A Bacia Hidrográfica do Rio São Lourenço (BHRSL) configura-se como uma das mais estratégicas unidades de gestão hídrica de Mato Grosso, abrangendo cerca de 22.400 km². Mais do que um limite geográfico, trata-se de um sistema vital que conecta o Planalto Central à Planície Pantaneira, desempenhando um papel essencial como elo ecológico entre o Cerrado e o Pantanal.

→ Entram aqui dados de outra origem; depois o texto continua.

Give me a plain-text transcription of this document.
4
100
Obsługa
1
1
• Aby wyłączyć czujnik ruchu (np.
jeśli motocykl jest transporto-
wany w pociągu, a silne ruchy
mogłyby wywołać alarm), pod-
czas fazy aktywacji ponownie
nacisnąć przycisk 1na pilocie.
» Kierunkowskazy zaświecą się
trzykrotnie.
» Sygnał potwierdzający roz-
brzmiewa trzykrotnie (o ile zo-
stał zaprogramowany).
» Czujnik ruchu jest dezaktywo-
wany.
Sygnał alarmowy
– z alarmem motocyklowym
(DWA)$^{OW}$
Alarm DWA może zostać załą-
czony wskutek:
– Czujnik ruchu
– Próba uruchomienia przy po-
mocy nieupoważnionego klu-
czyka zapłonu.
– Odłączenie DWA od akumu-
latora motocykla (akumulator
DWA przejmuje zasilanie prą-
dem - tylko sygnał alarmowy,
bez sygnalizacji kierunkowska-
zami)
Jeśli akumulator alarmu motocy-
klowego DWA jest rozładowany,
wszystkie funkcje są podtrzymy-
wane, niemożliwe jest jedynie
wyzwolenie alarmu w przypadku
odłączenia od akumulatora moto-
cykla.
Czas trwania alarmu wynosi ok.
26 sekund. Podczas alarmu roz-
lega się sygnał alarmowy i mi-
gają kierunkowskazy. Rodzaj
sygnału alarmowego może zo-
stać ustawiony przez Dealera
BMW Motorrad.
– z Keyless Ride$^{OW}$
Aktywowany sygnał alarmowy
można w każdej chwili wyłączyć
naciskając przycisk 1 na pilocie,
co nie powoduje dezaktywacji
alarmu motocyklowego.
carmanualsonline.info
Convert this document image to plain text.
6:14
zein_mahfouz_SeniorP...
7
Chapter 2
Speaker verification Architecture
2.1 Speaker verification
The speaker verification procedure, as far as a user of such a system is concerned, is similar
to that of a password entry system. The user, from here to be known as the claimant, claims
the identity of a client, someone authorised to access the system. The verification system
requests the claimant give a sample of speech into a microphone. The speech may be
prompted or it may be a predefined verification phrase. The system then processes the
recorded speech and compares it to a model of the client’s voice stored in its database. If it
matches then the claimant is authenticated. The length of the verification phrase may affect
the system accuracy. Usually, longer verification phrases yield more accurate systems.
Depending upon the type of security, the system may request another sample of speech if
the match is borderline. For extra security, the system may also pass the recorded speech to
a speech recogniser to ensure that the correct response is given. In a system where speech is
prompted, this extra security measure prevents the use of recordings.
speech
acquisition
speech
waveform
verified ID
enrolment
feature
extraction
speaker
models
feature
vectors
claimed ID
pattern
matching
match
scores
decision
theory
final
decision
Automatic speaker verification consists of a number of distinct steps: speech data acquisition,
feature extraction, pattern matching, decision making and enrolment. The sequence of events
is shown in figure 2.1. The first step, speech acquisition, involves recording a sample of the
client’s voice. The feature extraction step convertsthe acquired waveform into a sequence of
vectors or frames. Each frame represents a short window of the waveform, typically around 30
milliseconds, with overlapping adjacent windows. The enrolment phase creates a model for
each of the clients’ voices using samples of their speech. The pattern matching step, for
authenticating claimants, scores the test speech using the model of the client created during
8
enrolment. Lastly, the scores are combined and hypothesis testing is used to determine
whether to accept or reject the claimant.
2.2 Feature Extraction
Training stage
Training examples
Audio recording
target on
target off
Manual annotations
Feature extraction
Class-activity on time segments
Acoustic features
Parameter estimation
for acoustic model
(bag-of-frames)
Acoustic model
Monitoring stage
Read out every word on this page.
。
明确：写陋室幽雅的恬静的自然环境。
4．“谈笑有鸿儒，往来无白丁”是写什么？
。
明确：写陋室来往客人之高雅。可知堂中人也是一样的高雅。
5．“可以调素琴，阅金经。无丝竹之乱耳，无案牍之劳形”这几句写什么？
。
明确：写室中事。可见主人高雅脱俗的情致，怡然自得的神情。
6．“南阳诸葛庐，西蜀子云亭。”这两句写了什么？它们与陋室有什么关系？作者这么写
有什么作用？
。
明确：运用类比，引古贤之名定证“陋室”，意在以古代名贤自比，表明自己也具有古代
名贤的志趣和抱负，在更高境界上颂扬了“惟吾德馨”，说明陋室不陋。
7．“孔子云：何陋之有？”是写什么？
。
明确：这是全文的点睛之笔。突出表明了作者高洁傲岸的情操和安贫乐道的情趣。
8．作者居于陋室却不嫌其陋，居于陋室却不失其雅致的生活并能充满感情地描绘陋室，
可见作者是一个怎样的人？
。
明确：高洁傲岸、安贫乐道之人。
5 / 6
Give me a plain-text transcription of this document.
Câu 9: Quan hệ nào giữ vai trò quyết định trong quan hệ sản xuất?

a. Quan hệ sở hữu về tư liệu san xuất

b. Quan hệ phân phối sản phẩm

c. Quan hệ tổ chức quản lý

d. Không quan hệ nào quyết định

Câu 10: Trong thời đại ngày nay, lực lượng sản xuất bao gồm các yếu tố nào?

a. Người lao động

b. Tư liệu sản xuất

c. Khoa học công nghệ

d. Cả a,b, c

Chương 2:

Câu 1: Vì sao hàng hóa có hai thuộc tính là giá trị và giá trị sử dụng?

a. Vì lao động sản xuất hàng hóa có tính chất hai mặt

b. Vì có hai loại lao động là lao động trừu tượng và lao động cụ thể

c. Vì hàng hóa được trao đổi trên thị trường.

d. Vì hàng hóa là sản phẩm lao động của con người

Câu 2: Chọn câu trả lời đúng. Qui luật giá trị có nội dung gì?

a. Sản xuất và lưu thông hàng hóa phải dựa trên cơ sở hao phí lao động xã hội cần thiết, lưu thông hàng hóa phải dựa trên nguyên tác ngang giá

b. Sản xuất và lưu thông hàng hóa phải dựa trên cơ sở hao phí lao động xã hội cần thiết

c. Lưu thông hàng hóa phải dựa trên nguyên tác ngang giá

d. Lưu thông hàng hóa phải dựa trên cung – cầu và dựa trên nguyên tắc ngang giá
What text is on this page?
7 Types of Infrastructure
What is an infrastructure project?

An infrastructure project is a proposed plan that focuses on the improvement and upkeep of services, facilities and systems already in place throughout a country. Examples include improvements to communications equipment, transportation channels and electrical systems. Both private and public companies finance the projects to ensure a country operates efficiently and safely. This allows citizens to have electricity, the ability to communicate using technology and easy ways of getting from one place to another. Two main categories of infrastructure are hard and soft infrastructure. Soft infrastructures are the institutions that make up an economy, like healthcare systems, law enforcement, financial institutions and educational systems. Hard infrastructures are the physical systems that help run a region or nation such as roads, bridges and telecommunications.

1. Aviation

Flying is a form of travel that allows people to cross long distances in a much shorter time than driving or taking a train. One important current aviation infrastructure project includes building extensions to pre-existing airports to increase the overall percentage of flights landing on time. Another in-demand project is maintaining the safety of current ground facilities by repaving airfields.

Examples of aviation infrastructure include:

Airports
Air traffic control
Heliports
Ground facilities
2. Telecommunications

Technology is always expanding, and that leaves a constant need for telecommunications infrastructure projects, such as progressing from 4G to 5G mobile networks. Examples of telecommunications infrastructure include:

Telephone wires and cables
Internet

É por meio dessa conexão que se estabelece o chamado pulso de inundação do Pantanal — um fenômeno natural indispensável para a manutenção da biodiversidade, a renovação dos nutrientes do solo e a regulação climática regional. A água e os sedimentos transportados pela bacia são responsáveis por sustentar ciclos ecológicos que garantem a reprodução da fauna, especialmente das espécies aquáticas, e a resiliência dos ecossistemas.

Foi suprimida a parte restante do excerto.